How do parents recover when they lose a child, I wailed to my husband, who did 15 years ago. We don't, he said, we just cope until someone says something, or hear a piece of music, then we cry.

She was only a dog, I said apologetically to my oldest friend whose husband died of melanoma seven years ago; she still misses him desperately. Don't ever compare grief, she said wisely, this winter was gruelling for me too.

Grief, moreso than love, makes us drippy and vulnerable. I read Bill Ralston's column saying goodbye to his brother Jack and cry. I read Haydn Jones' column on growing up without a father and cry. I can't watch the Earthquake inquiry about the CTV building and people ducking for cover: "PEOPLE DIED!" I want to shout at these solemn faces. "JUST OWN UP!"
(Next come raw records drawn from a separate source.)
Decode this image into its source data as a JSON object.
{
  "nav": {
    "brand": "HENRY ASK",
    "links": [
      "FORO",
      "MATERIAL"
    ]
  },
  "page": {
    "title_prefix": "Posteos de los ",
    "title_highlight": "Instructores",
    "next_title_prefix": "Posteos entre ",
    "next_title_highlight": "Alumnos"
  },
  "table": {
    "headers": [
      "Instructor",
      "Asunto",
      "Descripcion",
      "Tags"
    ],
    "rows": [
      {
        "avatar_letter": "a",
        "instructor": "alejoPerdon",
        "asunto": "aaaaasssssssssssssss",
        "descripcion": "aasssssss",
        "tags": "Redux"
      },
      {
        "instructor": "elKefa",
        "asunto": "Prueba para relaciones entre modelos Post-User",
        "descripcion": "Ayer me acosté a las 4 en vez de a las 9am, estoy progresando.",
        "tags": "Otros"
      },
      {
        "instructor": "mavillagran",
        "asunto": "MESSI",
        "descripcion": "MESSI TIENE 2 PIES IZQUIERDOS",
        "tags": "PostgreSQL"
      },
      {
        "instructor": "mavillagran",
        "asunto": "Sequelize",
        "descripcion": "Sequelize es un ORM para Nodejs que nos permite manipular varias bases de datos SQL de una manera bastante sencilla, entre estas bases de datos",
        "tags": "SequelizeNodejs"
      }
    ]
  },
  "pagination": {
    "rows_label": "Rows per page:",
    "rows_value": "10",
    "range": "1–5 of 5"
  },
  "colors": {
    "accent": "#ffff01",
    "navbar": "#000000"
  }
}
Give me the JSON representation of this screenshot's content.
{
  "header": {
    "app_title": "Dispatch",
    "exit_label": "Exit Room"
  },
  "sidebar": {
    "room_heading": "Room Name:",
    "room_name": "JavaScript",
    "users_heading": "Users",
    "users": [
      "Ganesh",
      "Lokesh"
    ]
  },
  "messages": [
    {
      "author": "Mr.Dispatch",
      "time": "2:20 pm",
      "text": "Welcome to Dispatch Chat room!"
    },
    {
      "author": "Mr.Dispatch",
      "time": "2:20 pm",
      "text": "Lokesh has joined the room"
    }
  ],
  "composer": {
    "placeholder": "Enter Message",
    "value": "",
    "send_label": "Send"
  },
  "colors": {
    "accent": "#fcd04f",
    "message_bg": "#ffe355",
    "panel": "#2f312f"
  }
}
Was Queen  Elizabeth II correct when she said, "Grief is the price we pay for love"? Probably, and yes, mourning does have a purpose. But you'd think, in the grand scheme of things, that emotions could be balanced. It would be nice, for instance, that if we have to suffer so badly every time we lose someone we love, then we could also enjoy the same recollection of the sensations when someone made us really laugh - the bubbling, spilling over, laugh-out-loud, lead up to, "Stop it you're killing me, please go on!".

Tragically life isn't like that. We love too hard, I guess, and that's why we never "get over it". We'll never have (that ghastly word) "closure". We never, really, "move on".

Would we want to be the sort of person who would?